Wer sauber und fair spielt braucht sich echt nicht zu sorgen ... auch nicht um sein Geld. 

Ach ja .... ich hoffe er geht nicht ins Kino und wenn er dann (warum auch immer) eher weg muss, das er dann auch sein Geld wieder bekommen möchte ... oder im Restaurant ... ob er da nach dem WC Besuch versucht es wieder gegen Geld einzutauschen? 


PS: Keine Frage, es gibt F2P Spiele die einen Spieler stark unter Kaufdruck setzen, aber diese Spielen MUSS keiner spielen. Bis zum ersten kauf hat man nix verloren (außer Zeit) und kann gerne aufhören. Aber die Firmen wollen, so blöd es klingt, eben auch Geld damit verdienen.
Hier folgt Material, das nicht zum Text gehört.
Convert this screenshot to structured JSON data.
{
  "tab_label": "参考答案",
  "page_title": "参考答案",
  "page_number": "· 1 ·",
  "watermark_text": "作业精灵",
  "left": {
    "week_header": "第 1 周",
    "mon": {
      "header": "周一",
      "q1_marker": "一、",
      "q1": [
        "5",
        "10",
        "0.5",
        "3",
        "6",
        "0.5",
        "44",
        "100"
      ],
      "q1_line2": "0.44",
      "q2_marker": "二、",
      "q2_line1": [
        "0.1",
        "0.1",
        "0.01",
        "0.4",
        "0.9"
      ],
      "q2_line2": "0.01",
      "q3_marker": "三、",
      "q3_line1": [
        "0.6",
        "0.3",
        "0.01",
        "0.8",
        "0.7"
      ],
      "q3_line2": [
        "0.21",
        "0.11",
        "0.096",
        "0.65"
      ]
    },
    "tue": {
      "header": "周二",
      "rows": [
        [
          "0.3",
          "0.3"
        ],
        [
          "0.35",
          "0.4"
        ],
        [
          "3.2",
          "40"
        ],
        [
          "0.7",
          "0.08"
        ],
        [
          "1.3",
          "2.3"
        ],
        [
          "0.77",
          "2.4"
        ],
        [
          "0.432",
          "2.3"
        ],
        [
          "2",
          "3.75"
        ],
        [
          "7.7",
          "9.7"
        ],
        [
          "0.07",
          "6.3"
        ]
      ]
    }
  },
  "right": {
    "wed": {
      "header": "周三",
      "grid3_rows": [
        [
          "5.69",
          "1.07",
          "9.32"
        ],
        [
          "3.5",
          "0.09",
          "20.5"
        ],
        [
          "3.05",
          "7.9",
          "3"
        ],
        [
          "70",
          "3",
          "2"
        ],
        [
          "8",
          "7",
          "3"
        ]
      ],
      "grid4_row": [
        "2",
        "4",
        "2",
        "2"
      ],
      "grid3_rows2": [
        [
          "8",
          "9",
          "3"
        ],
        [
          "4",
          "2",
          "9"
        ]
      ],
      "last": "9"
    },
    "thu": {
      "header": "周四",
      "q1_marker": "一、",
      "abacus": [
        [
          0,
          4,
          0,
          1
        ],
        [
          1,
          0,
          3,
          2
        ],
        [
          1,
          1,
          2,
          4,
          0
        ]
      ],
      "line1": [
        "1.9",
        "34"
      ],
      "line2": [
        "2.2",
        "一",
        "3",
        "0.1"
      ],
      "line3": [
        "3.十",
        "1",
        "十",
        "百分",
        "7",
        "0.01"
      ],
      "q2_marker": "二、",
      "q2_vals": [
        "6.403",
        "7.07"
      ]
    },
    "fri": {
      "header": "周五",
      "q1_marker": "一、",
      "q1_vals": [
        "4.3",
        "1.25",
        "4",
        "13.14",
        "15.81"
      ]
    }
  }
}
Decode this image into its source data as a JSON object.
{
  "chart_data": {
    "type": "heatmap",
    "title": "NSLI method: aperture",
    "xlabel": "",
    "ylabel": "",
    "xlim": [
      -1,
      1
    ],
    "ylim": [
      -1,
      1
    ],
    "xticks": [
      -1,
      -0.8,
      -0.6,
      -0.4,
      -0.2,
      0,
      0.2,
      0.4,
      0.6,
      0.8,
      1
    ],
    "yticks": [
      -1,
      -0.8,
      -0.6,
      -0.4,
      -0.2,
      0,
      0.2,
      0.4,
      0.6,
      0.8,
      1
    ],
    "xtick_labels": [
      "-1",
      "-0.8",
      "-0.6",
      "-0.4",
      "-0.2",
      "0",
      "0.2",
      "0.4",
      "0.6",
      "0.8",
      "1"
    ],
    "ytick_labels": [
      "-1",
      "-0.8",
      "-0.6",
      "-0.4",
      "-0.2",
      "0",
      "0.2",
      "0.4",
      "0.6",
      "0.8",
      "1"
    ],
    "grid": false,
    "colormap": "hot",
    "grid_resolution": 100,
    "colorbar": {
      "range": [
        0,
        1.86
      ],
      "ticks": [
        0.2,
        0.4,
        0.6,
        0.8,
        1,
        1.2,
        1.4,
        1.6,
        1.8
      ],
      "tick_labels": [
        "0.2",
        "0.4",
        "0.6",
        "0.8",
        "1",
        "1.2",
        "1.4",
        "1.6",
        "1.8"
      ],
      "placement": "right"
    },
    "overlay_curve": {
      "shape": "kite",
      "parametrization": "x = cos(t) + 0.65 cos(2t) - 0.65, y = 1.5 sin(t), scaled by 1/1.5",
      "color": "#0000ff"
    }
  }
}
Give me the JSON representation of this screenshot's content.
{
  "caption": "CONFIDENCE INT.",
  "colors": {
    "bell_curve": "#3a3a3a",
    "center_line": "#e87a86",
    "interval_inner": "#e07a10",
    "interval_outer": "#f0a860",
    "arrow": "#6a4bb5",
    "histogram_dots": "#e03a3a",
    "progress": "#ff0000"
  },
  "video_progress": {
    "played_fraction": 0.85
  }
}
Ist wie mit allem im Leben - umsonst ist nix, nicht einmal der Tod. 

Da fällt mir ein - man müsste sich über Frontal21 beschweren, das ich GEZWUNGEN werde diesen Scheiß zu finanzieren und ich bekomme nur etwas von qualitativ unzureichendem Gegenwert. _Kostenfalle GEZ im Netz - Frontal21 als Abzocke? 
_


----------



## Focke (12. Dezember 2012)

*Meine Sicht der Dinge*

und die LoL-fans rasten schon wieder richtig ... es ist einfach so liebe Leute, man sollte nicht benachteiligt werden, wenn man frühzeitig weg muss. Was machst du denn wenn plötzlich Besuch vor der Tür steht? "Leute, wartet eben ne halbe Stunde, ich muss eben zu Ende zocken" ... ich glaube kaum, dass sowas der Freundschaft/Beziehung förderlich ist. So wird der Konsument des Spiels dazu gezwungen seine reellen Pflichten zu vernachlässigen, weil er sonst im virtuellen Leben bestraft wird. 
Der arme Junge wird gezwungen sich 30-60 Minuten auf eine Sache zu konzentrieren ... grausam. Wie können die es nur wagen.
Genau, wie können die Entwickler es nur wagen, einen Kunden zu zwingen das Produkt weiter zu konsumieren.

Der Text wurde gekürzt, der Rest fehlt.